= Carlos Rivera (politician) =

Spanish politician

Carlos Rivera Rivera (born 1955 or 1956) is a Spanish independent politician who has been mayor of Torremocha de Jarama in the Community of Madrid since the first democratic elections in 1979.

==Biography==
Rivera studied for seven years in a seminary and said in 2021 that he would consider priesthood when he leaves politics. He was 23 when he was first elected mayor, having been prompted to run by negative local events such as the closing of his town's only school in 1974.

During Rivera's mandate, his town grew from 140 inhabitants to over 1,000. He set up a public-run retirement home and a co-operative for the elderly. The town also accommodated a children's home that had been rejected by other municipalities, as well as public housing to prevent the outward migration of young people.

Rivera is not paid for his role as mayor, instead working as a civil servant and as a secretary in four nearby town councils. While the law calls for council sessions to be held at least every three months, he holds them monthly, so that any councillor unable to attend once does not have to wait half a year. Rivera has faced some local criticism for his long administration, being called a cacique, a Spanish term for a political boss; he responded by saying "every four years the cacique goes to the polls. And the residents, who are very smart, keep voting for the same cacique".

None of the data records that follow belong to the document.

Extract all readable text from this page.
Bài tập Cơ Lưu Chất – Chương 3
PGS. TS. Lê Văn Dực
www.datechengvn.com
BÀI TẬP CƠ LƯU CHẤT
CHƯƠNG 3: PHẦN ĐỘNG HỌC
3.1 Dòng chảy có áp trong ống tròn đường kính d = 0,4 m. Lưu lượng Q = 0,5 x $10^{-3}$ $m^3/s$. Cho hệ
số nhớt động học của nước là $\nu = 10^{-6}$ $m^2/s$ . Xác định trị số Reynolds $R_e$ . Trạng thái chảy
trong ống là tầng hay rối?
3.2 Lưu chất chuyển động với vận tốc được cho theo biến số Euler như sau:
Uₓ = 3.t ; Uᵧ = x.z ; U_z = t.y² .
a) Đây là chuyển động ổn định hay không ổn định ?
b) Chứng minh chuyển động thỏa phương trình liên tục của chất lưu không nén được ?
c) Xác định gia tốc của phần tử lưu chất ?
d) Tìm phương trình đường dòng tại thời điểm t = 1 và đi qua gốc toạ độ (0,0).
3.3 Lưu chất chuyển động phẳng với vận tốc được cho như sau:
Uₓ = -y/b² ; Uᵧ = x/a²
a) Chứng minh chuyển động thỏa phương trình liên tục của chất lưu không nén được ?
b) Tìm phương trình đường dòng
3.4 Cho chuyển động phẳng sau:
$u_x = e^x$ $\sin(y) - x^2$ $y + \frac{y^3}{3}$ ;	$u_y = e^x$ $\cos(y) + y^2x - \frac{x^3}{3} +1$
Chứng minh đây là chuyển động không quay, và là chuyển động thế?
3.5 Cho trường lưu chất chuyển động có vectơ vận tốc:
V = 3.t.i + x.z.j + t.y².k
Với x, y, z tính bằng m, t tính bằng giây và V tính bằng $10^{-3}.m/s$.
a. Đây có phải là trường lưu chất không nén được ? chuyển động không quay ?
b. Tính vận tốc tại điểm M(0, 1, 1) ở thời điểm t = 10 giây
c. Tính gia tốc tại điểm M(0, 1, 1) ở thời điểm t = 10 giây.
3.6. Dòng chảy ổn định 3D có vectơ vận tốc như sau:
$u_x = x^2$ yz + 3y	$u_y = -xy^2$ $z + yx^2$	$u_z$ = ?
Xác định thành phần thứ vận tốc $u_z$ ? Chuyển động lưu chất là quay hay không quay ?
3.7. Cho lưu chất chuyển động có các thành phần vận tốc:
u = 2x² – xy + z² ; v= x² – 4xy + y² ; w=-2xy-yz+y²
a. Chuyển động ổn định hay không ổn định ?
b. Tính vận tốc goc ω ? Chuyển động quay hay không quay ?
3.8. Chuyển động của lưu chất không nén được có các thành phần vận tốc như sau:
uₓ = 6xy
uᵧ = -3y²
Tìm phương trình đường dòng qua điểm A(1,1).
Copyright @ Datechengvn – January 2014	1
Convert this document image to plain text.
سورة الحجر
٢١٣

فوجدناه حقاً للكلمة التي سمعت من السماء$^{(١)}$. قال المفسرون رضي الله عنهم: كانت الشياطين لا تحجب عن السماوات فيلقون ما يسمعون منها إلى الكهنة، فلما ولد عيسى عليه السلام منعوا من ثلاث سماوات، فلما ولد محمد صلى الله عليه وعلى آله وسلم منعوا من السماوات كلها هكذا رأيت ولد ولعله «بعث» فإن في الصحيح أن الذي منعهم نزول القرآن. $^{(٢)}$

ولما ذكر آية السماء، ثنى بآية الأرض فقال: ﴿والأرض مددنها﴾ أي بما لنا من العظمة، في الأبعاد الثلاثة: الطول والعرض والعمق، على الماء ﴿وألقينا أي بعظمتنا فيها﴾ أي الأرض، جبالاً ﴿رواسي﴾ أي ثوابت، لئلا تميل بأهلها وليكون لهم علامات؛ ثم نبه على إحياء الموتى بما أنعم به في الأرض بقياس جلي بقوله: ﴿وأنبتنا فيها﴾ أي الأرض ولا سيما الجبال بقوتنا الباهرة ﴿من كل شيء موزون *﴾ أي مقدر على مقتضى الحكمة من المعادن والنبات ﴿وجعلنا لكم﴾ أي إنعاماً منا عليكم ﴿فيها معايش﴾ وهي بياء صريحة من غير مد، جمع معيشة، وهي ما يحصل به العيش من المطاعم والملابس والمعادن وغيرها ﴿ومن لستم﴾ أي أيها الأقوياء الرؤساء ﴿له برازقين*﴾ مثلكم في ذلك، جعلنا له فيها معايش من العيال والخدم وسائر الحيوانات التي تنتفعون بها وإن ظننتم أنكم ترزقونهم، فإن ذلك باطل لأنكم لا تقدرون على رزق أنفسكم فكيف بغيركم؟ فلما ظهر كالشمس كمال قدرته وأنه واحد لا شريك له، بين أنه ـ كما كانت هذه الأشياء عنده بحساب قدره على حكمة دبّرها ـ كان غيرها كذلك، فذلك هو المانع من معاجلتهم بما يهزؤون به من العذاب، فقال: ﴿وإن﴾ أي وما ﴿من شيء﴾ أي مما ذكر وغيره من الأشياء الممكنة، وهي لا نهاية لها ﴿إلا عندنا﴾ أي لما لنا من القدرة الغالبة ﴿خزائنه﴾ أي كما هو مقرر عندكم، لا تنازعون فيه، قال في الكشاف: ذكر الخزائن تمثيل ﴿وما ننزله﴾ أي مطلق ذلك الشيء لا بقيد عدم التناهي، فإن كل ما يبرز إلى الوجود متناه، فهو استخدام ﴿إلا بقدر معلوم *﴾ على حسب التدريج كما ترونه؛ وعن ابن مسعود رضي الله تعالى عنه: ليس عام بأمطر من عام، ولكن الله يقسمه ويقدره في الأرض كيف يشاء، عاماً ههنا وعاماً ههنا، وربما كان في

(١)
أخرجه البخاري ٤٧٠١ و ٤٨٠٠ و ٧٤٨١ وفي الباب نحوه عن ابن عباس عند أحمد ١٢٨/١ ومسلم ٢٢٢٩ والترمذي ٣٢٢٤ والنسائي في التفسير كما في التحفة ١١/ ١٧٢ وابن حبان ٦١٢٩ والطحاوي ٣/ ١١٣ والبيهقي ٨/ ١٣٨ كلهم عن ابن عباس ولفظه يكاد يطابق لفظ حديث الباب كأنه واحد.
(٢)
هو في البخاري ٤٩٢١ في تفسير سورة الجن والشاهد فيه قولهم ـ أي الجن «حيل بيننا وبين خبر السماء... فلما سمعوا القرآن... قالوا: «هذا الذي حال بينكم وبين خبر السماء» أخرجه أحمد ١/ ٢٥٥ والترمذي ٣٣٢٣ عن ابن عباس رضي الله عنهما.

In 2013, Rivera was acquitted in a legal battle of over a decade, centring around the paving of livestock roads. Prosecutors had demanded a four-year prison sentence, disqualification from public office and €100,000 compensation. The court found that Rivera allowed the works as they had been approved by the Community of Madrid.

Rivera was one of 31 mayors to retain their post for the first 40 years of democracy in local elections in Spain. He and another mayor in the Community of Madrid, Luis Partida of Villanueva de la Cañada, retained an absolute majority in that time.